CAS Key Laboratory of Genome Sciences and Information, Beijing Institute of Genomics, Chinese Academy of Sciences and China National Center for Bioinformation, Beijing, China.
Mol Cancer Res. 2023 Jul 5;21(7):691-697. doi: 10.1158/1541-7786.MCR-22-0909.
Cancer is one of the leading causes of human death. As metabolomics techniques become more and more widely used in cancer research, metabolites are increasingly recognized as crucial factors in both cancer diagnosis and treatment. In this study, we developed MACdb (https://ngdc.cncb.ac.cn/macdb), a curated knowledgebase to recruit the metabolic associations between metabolites and cancers. Unlike conventional data-driven resources, MACdb integrates cancer-metabolic knowledge from extensive publications, providing high quality metabolite associations and tools to support multiple research purposes. In the current implementation, MACdb has integrated 40,710 cancer-metabolite associations, covering 267 traits from 17 categories of cancers with high incidence or mortality, based entirely on manual curation from 1,127 studies reported in 462 publications (screened from 5,153 research papers). MACdb offers intuitive browsing functions to explore associations at multi-dimensions (metabolite, trait, study, and publication), and constructs knowledge graph to provide overall landscape among cancer, trait, and metabolite. Furthermore, NameToCid (map metabolite name to PubChem Cid) and Enrichment tools are developed to help users enrich the association of metabolites with various cancer types and traits.

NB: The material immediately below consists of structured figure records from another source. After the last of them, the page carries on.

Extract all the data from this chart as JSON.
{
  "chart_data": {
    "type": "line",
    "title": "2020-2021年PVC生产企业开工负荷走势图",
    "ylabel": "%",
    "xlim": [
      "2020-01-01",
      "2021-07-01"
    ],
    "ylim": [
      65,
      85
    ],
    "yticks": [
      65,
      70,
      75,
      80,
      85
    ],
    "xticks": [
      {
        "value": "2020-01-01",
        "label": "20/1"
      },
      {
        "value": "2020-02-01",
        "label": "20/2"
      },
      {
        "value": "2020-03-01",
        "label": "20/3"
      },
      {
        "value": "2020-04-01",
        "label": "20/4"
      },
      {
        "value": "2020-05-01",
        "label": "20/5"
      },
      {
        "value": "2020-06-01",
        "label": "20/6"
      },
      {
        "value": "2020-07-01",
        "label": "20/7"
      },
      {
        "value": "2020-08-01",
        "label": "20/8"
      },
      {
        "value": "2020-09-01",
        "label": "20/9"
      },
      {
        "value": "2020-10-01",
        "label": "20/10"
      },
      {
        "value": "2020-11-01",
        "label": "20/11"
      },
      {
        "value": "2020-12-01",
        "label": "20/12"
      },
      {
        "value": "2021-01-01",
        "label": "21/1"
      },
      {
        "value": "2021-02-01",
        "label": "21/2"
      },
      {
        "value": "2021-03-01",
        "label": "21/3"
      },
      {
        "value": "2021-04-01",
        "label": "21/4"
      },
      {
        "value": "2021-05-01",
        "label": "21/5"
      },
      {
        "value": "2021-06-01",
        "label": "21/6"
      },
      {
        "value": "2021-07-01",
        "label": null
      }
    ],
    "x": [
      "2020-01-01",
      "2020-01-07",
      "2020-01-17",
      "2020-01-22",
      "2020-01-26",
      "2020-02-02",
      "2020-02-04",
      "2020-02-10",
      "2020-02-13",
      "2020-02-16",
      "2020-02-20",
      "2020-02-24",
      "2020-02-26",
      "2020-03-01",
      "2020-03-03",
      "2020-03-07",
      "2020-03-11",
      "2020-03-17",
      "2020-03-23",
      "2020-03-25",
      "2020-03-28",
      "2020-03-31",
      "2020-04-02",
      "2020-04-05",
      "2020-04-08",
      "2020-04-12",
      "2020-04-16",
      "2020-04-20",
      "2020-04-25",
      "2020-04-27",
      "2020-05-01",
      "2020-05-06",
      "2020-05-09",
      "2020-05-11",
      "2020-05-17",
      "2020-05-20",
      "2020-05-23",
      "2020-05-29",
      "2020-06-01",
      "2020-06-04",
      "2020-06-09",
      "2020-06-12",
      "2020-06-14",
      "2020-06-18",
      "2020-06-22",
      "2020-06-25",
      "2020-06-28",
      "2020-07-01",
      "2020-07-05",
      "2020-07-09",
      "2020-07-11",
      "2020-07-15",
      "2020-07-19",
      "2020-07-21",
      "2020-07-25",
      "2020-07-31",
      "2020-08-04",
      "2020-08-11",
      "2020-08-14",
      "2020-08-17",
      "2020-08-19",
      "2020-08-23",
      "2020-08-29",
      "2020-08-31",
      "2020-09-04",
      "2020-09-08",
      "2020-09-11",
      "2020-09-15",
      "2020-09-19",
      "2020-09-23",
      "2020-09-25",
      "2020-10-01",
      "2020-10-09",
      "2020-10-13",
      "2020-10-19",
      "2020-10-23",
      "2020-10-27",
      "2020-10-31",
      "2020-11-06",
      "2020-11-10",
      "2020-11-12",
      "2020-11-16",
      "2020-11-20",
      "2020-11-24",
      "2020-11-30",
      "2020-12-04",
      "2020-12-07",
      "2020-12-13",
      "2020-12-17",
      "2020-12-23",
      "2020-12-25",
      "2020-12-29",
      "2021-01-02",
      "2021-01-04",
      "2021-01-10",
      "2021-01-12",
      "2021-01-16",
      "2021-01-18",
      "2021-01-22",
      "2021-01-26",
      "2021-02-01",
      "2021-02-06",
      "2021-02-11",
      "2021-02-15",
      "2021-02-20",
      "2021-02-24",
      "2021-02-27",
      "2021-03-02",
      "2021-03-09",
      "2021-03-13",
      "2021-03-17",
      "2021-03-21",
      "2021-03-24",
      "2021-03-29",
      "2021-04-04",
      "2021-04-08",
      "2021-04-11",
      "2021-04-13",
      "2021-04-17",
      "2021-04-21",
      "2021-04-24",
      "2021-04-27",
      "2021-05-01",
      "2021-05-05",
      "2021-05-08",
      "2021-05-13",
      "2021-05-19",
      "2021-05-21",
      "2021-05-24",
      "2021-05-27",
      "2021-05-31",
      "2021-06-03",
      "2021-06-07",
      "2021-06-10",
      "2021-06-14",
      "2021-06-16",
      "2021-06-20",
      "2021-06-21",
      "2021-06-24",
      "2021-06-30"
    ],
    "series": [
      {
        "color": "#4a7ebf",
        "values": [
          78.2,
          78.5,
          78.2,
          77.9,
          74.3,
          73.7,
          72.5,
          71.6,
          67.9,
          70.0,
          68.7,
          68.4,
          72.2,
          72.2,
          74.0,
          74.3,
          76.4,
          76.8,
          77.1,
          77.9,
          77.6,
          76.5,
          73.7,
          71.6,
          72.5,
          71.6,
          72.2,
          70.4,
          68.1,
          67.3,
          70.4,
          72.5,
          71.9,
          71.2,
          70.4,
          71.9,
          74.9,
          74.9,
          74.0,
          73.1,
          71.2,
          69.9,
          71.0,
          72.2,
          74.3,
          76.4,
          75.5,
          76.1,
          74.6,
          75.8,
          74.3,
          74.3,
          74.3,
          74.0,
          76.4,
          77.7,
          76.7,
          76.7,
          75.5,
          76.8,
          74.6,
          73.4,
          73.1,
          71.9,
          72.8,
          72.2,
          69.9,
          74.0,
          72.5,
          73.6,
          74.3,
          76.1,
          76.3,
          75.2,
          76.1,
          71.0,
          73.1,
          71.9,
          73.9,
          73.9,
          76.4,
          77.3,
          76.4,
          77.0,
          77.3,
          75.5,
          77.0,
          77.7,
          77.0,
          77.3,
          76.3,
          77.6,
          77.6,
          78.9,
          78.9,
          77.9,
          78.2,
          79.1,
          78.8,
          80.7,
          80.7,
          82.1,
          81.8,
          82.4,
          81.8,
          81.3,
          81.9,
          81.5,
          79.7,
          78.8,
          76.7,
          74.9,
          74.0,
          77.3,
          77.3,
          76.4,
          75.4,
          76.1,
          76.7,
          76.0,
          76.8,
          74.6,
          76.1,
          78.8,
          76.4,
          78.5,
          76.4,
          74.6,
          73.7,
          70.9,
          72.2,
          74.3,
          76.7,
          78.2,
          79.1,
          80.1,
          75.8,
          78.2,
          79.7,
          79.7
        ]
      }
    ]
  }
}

MACdb paves an informative and practical way to evaluate cancer-metabolite associations and has a great potential to help researchers identify key predictive metabolic markers in cancers.
癌症是人类死亡的主要原因之一。随着代谢组学技术在癌症研究中的应用越来越广泛,代谢物被越来越多地认为是癌症诊断和治疗的关键因素。在这项研究中,我们开发了 MACdb(https://ngdc.cncb.ac.cn/macdb),这是一个经过精心整理的知识库,用于招募代谢物与癌症之间的代谢关联。与传统的数据驱动资源不同,MACdb 整合了来自广泛出版物的癌症代谢知识,提供高质量的代谢物关联和支持多种研究目的的工具。在当前的实现中,MACdb 已经整合了 40,710 个癌症-代谢物关联,涵盖了 17 种高发病率或高死亡率癌症类型的 267 种特征,这些关联完全是基于对 462 篇出版物中的 1127 项研究(从 5153 篇研究论文中筛选)中的手动整理。MACdb 提供直观的浏览功能,可在多维度(代谢物、特征、研究和出版物)上探索关联,并构建知识图谱,提供癌症、特征和代谢物之间的整体概况。此外,NameToCid(将代谢物名称映射到 PubChem Cid)和富集工具也得到了开发,以帮助用户丰富代谢物与各种癌症类型和特征的关联。
MACdb 为评估癌症-代谢物关联提供了一种信息丰富且实用的方法,并且有很大的潜力帮助研究人员识别癌症中的关键预测代谢标志物。